Software a medida o herramienta estándar: cómo decidir
Es una de las decisiones más habituales: ¿compro una herramienta del mercado o me hago algo a medida? No hay una respuesta única, pero sí criterios claros para acertar y no pagar de más en ninguna de las dos direcciones.
Cuándo basta una herramienta estándar
Si tu proceso es común y la herramienta encaja con tu forma de trabajar sin grandes contorsiones, lo estándar gana: es más barato de entrada y está mantenido por otros. Facturación básica, email marketing o gestión de proyectos genérica suelen resolverse así.
Cuándo el estándar te sale caro
El problema aparece cuando tu operativa no encaja en el molde.
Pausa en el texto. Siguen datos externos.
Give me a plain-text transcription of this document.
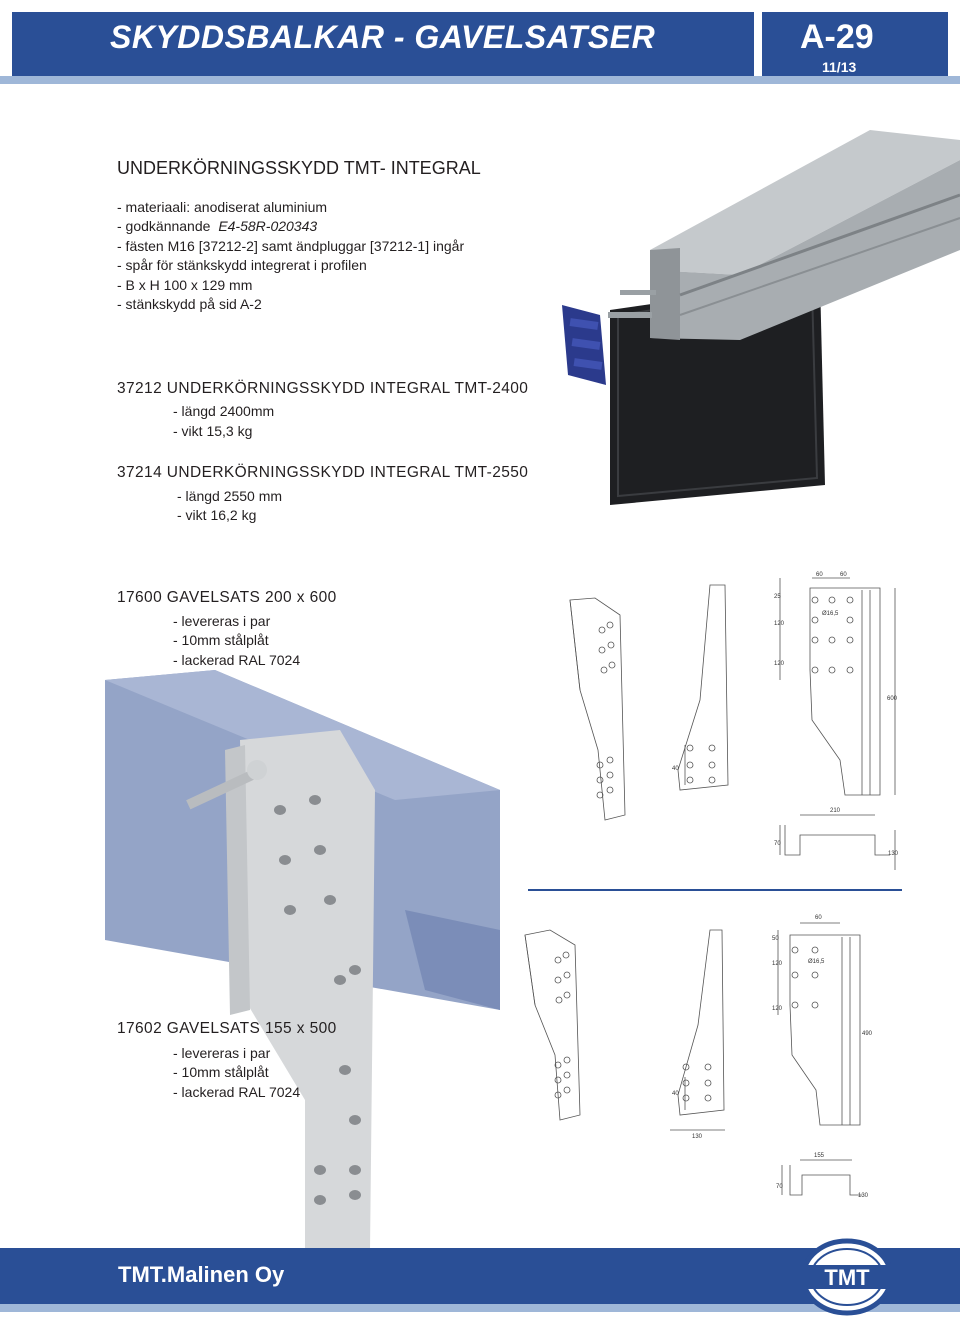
SKYDDSBALKAR - GAVELSATSER	A-29
11/13
UNDERKÖRNINGSSKYDD TMT- INTEGRAL
- materiaali: anodiserat aluminium
- godkännande E4-58R-020343
- fästen M16 [37212-2] samt ändpluggar [37212-1] ingår
- spår för stänkskydd integrerat i profilen
- B x H 100 x 129 mm
- stänkskydd på sid A-2
37212 UNDERKÖRNINGSSKYDD INTEGRAL TMT-2400
- längd 2400mm
- vikt 15,3 kg
37214 UNDERKÖRNINGSSKYDD INTEGRAL TMT-2550
- längd 2550 mm
- vikt 16,2 kg
17600 GAVELSATS 200 x 600
- levereras i par
- 10mm stålplåt
- lackerad RAL 7024
60	60
25
120
120
Ø16,5
600
40
210
70
130
60
50
120
120
Ø16,5
490
40
130
155
70
130
17602 GAVELSATS 155 x 500
- levereras i par
- 10mm stålplåt
- lackerad RAL 7024
TMT.Malinen Oy	TMT
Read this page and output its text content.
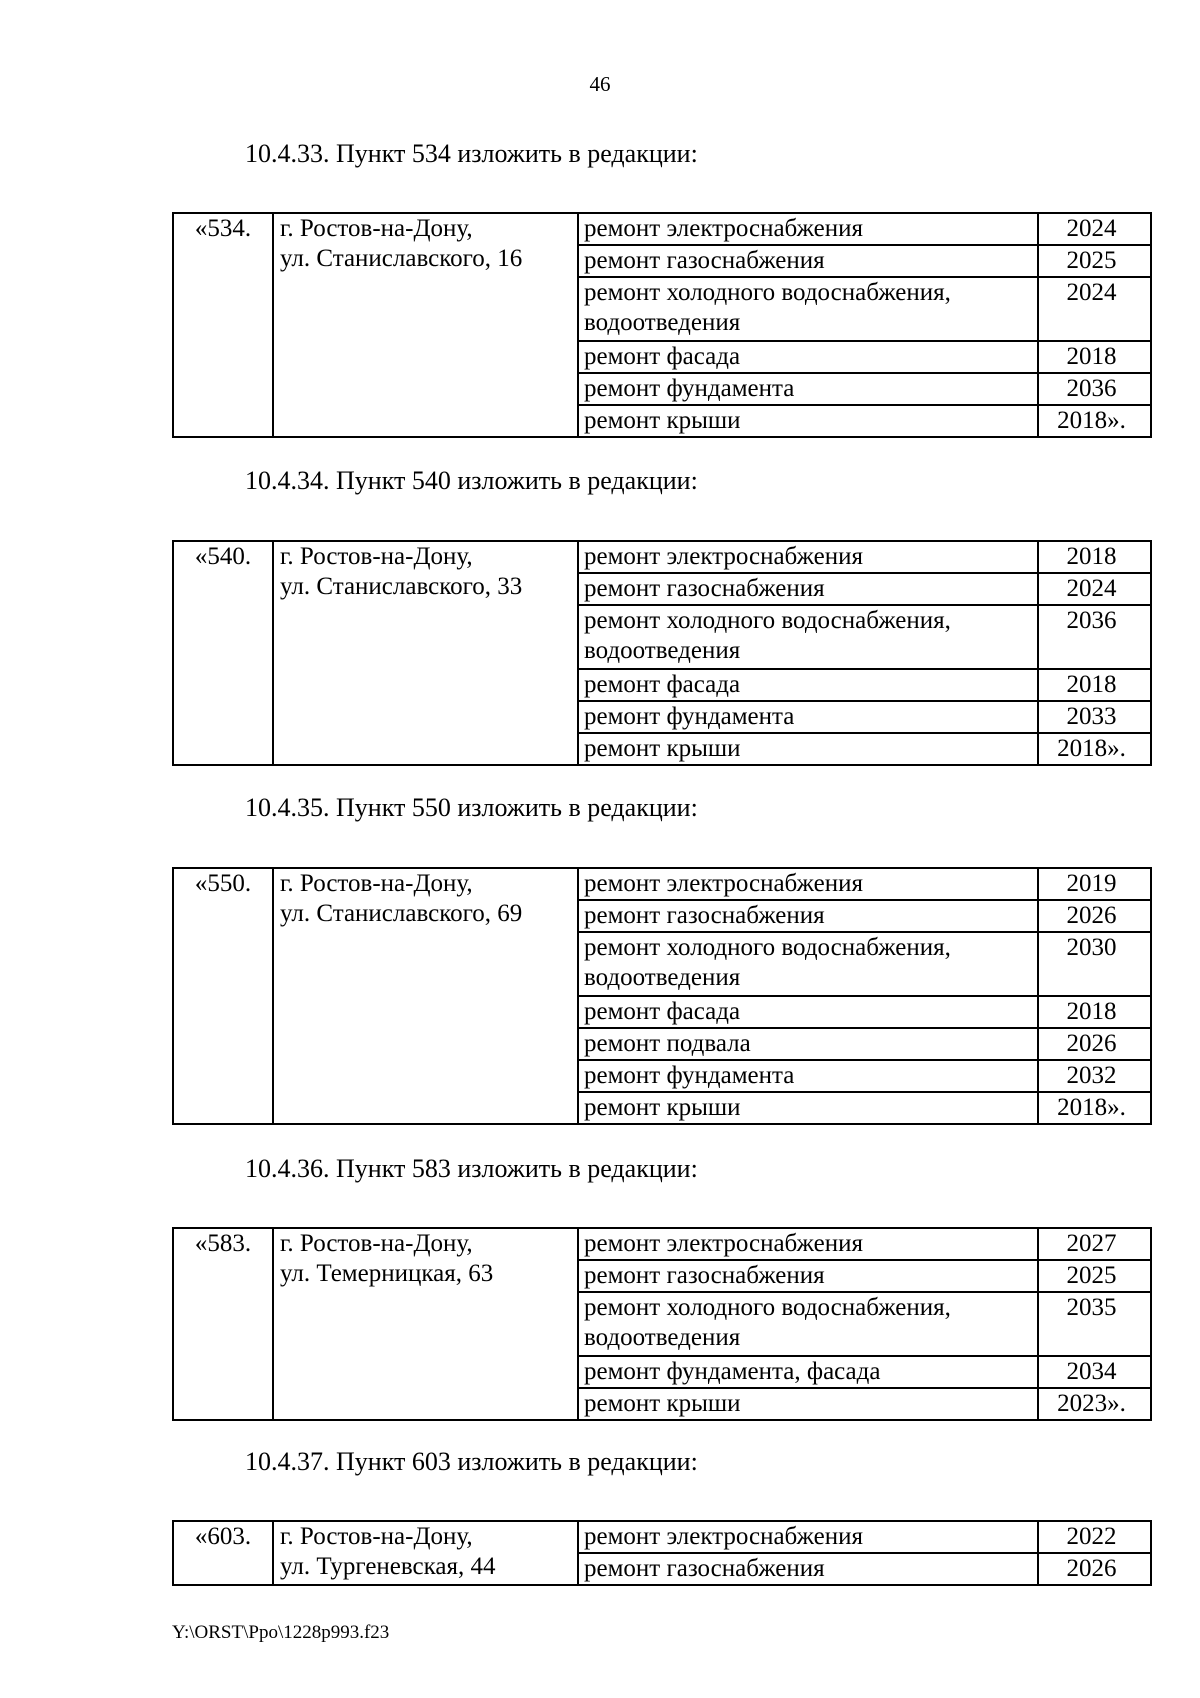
46
10.4.33. Пункт 534 изложить в редакции:
«534.	г. Ростов-на-Дону,
ул. Станиславского, 16	ремонт электроснабжения	2024
		ремонт газоснабжения	2025
		ремонт холодного водоснабжения, водоотведения	2024
		ремонт фасада	2018
		ремонт фундамента	2036
		ремонт крыши	2018».
10.4.34. Пункт 540 изложить в редакции:
«540.	г. Ростов-на-Дону,
ул. Станиславского, 33	ремонт электроснабжения	2018
		ремонт газоснабжения	2024
		ремонт холодного водоснабжения, водоотведения	2036
		ремонт фасада	2018
		ремонт фундамента	2033
		ремонт крыши	2018».
10.4.35. Пункт 550 изложить в редакции:
«550.	г. Ростов-на-Дону,
ул. Станиславского, 69	ремонт электроснабжения	2019
		ремонт газоснабжения	2026
		ремонт холодного водоснабжения, водоотведения	2030
		ремонт фасада	2018
		ремонт подвала	2026
		ремонт фундамента	2032
		ремонт крыши	2018».
10.4.36. Пункт 583 изложить в редакции:
«583.	г. Ростов-на-Дону,
ул. Темерницкая, 63	ремонт электроснабжения	2027
		ремонт газоснабжения	2025
		ремонт холодного водоснабжения, водоотведения	2035
		ремонт фундамента, фасада	2034
		ремонт крыши	2023».
10.4.37. Пункт 603 изложить в редакции:
«603.	г. Ростов-на-Дону,
ул. Тургеневская, 44	ремонт электроснабжения	2022
		ремонт газоснабжения	2026
Y:\ORST\Ppo\1228p993.f23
Entonces empiezas a pagar el coste oculto: procesos manuales para tapar lo que el software no hace, datos en Excel paralelos, integraciones que no existen y horas de tu equipo adaptándose a la herramienta en vez de al revés.
- Pagas licencias por funciones que no usas
- Mantienes Excels paralelos para lo que la herramienta no cubre
- Tu equipo pierde tiempo en pasos manuales evitables
- No puedes integrarla con el resto de tus sistemas
Cuándo merece la pena lo a medida
El software a medida brilla cuando el proceso es parte de tu ventaja competitiva, cuando ninguna herramienta encaja o cuando la suma de licencias y parches manuales ya supera lo que costaría construir algo propio. Hecho por fases, el a medida deja de ser un salto al vacío.
La regla práctica: si llevas meses peleándote con una herramienta y montando apaños alrededor, probablemente ya estás pagando un software a medida… solo que en horas perdidas en vez de en una herramienta que haga justo lo que necesitas.